L’eccezione stavolta è a stelle e strisce, e l’Europa – solitamente fanalino di coda – si ritrova, quasi per caso, con un ruolo da protagonista.
È una buona notizia. Ed è bene sottolinearlo, in un contesto dove l’Eurozona, da troppo tempo, si muove tra bassa crescita, stagnazione demografica e incubi geopolitici.
Nel dettaglio, rispetto allo stesso trimestre del 2024, il Pil dell’area euro è cresciuto dell’1,2%; per l’intera UE l’aumento è stato dell’1,4%.
Non sono numeri da boom, ma segnalano una tendenza in consolidamento, e soprattutto mettono in discussione la narrativa ormai logora secondo cui l’Europa è destinata a inseguire.
Il traino arriva da dove meno te lo aspetti.
L’Irlanda, spesso sottovalutata, segna un clamoroso +3,2% nel trimestre.
Cipro avanza dell’1,3%, mentre Spagna e Lituania seguono con +0,6%.
Tra le grandi economie, l’Italia sorprende con un +0,3%, davanti a Germania (+0,2%) e Francia (+0,1%).
Ancora in difficoltà invece Slovenia, Portogallo e Ungheria, tutte in contrazione.
Ma il dato che ha fatto sobbalzare gli analisti è quello della produzione industriale.
A marzo un balzo del +2,6% nell’Eurozona rispetto a febbraio e del +3,6% su base annua.
È la crescita più forte da prima della pandemia, superiore perfino alle più rosee previsioni (il consensus era al +2,5%).
Nell’UE, il dato si ferma a +1,9% mensile, comunque ben sopra le medie.
Qui la geografia industriale diventa quasi surreale.
Su base annuale l’Irlanda vola al +50,2%, Malta e Lituania segnano +10,1% e +7,8%.
In coda ci sono Bulgaria, Romania e Danimarca, con cali vistosi.
L’Italia è indietro: +0,1%.
Allora tutto bene: la nottata è passata?
La risposta, purtroppo, è negativa.
A raffreddare l’entusiasmo ci pensano gli analisti del colosso olandese ING, secondo cui il boom industriale di marzo è stato drogato da un’impennata dell’export farmaceutico verso gli USA.
Il motivo? L’imminente entrata in vigore dei dazi voluti da Donald Trump.
Le aziende europee – soprattutto irlandesi e tedesche – hanno accelerato le spedizioni per anticipare le nuove barriere commerciali.
Non è dunque una ripresa organica, ma una corsa contro il tempo.
Gli stessi dati delle dogane USA mostrano un’impennata delle importazioni di farmaci nei mesi recenti, a conferma che il fenomeno è reale ma passeggero.

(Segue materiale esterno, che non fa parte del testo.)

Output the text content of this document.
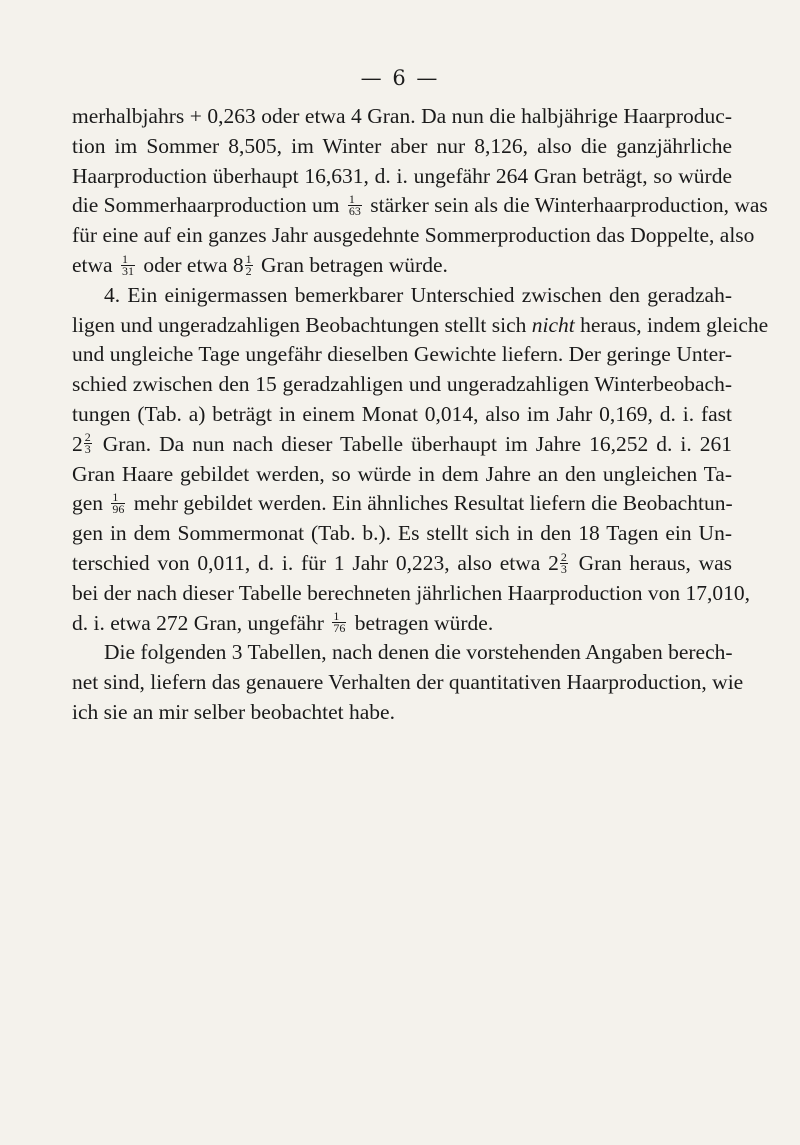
— 6 —
merhalbjahrs + 0,263 oder etwa 4 Gran. Da nun die halbjährige Haarproduc-
tion im Sommer 8,505, im Winter aber nur 8,126, also die ganzjährliche
Haarproduction überhaupt 16,631, d. i. ungefähr 264 Gran beträgt, so würde
die Sommerhaarproduction um $\frac{1}{63}$ stärker sein als die Winterhaarproduction, was
für eine auf ein ganzes Jahr ausgedehnte Sommerproduction das Doppelte, also
etwa $\frac{1}{31}$ oder etwa $8 \frac{1}{2}$ Gran betragen würde.
4. Ein einigermassen bemerkbarer Unterschied zwischen den geradzah-
ligen und ungeradzahligen Beobachtungen stellt sich nicht heraus, indem gleiche
und ungleiche Tage ungefähr dieselben Gewichte liefern. Der geringe Unter-
schied zwischen den 15 geradzahligen und ungeradzahligen Winterbeobach-
tungen (Tab. a) beträgt in einem Monat 0,014, also im Jahr 0,169, d. i. fast
$2 \frac{2}{3}$ Gran. Da nun nach dieser Tabelle überhaupt im Jahre 16,252 d. i. 261
Gran Haare gebildet werden, so würde in dem Jahre an den ungleichen Ta-
gen $\frac{1}{96}$ mehr gebildet werden. Ein ähnliches Resultat liefern die Beobachtun-
gen in dem Sommermonat (Tab. b.). Es stellt sich in den 18 Tagen ein Un-
terschied von 0,011, d. i. für 1 Jahr 0,223, also etwa $2 \frac{2}{3}$ Gran heraus, was
bei der nach dieser Tabelle berechneten jährlichen Haarproduction von 17,010,
d. i. etwa 272 Gran, ungefähr $\frac{1}{76}$ betragen würde.
Die folgenden 3 Tabellen, nach denen die vorstehenden Angaben berech-
net sind, liefern das genauere Verhalten der quantitativen Haarproduction, wie
ich sie an mir selber beobachtet habe.
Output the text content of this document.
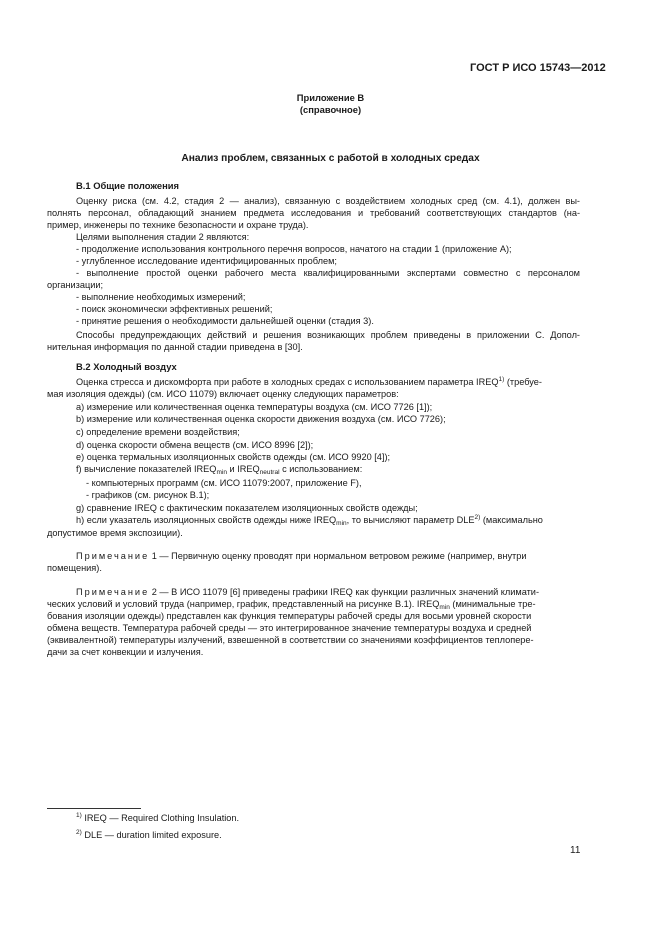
ГОСТ Р ИСО 15743—2012
Приложение В
(справочное)
Анализ проблем, связанных с работой в холодных средах
В.1 Общие положения
Оценку риска (см. 4.2, стадия 2 — анализ), связанную с воздействием холодных сред (см. 4.1), должен вы-
полнять персонал, обладающий знанием предмета исследования и требований соответствующих стандартов (на-
пример, инженеры по технике безопасности и охране труда).
Целями выполнения стадии 2 являются:
- продолжение использования контрольного перечня вопросов, начатого на стадии 1 (приложение А);
- углубленное исследование идентифицированных проблем;
- выполнение простой оценки рабочего места квалифицированными экспертами совместно с персоналом
организации;
- выполнение необходимых измерений;
- поиск экономически эффективных решений;
- принятие решения о необходимости дальнейшей оценки (стадия 3).
Способы предупреждающих действий и решения возникающих проблем приведены в приложении С. Допол-
нительная информация по данной стадии приведена в [30].
В.2 Холодный воздух
Оценка стресса и дискомфорта при работе в холодных средах с использованием параметра IREQ$^{1)}$ (требуе-
мая изоляция одежды) (см. ИСО 11079) включает оценку следующих параметров:
a) измерение или количественная оценка температуры воздуха (см. ИСО 7726 [1]);
b) измерение или количественная оценка скорости движения воздуха (см. ИСО 7726);
c) определение времени воздействия;
d) оценка скорости обмена веществ (см. ИСО 8996 [2]);
e) оценка термальных изоляционных свойств одежды (см. ИСО 9920 [4]);
f) вычисление показателей $IREQ_{min}$ и $IREQ_{neutral}$ с использованием:
- компьютерных программ (см. ИСО 11079:2007, приложение F),
- графиков (см. рисунок В.1);
g) сравнение IREQ с фактическим показателем изоляционных свойств одежды;
h) если указатель изоляционных свойств одежды ниже $IREQ_{min}$, то вычисляют параметр DLE$^{2)}$ (максимально
допустимое время экспозиции).
Примечание 1 — Первичную оценку проводят при нормальном ветровом режиме (например, внутри
помещения).
Примечание 2 — В ИСО 11079 [6] приведены графики IREQ как функции различных значений климати-
ческих условий и условий труда (например, график, представленный на рисунке В.1). $IREQ_{min}$ (минимальные тре-
бования изоляции одежды) представлен как функция температуры рабочей среды для восьми уровней скорости
обмена веществ. Температура рабочей среды — это интегрированное значение температуры воздуха и средней
(эквивалентной) температуры излучений, взвешенной в соответствии со значениями коэффициентов теплопере-
дачи за счет конвекции и излучения.
$^{1)}$ IREQ — Required Clothing Insulation.
$^{2)}$ DLE — duration limited exposure.
11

“Prevediamo che l’indebolimento della domanda di prodotti europei tornerà presto a essere un tema dominante”, scrivono gli economisti di ING.
“Nonostante la fiammata, non riteniamo sostenibile la ripresa manifatturiera. È probabile che si torni a una dinamica più debole una volta normalizzate le scorte e definiti i nuovi assetti tariffari”.
Un altro piccolo segnale positivo arriva dal fronte occupazionale.
Nel primo trimestre, il numero di occupati è cresciuto dello 0,3% nell’area euro e dello 0,2% nell’intera UE.
Su base annua, la crescita si attesta allo 0,8% nell’Eurozona e allo 0,6% nell’UE.
Non sono numeri clamorosi, ma confermano una ripresa lenta ma presente, che, se consolidata, potrebbe dare slancio alla domanda interna, vera grande assente degli ultimi anni.
Dall’altra parte dell’Atlantico, il quadro è più opaco.
La contrazione dello 0,1% del Pil statunitense nel primo trimestre è un campanello d’allarme, anche se non necessariamente il preludio a una recessione.
Su base annua, l’economia americana cresce ancora del 2,0%, ma in calo rispetto al +2,5% del trimestre precedente.
La stretta monetaria, l’inflazione persistente e il ritorno dei dazi stanno comprimendo la dinamica interna.
Il rischio è che la locomotiva americana – troppo carica, troppo veloce – stia ora pagando l’eccesso di crescita post-pandemica.
L’Europa, invece, con il suo passo lento, potrebbe guadagnare un po’ di terreno. Ironia della storia.
Che fare, allora?
La crescita dell’Eurozona non è miracolosa, né strutturale.
È fragile, esposta agli shock esterni, e diseguale tra Paesi. Ma c’è.
E arriva nonostante le incertezze globali, la guerra in Ucraina, il rialzo dei tassi della Bce e una politica industriale ancora tutta da costruire.
È il momento per Bruxelles e le capitali europee di non disperdere questa occasione.
Serve stabilizzare i segnali di ripresa: sostenere l’occupazione, stimolare gli investimenti produttivi, e non spegnere sul nascere il timido ritorno dell’industria.
Perché una ripresa occasionale è buona, ma una crescita duratura è tutta un’altra cosa.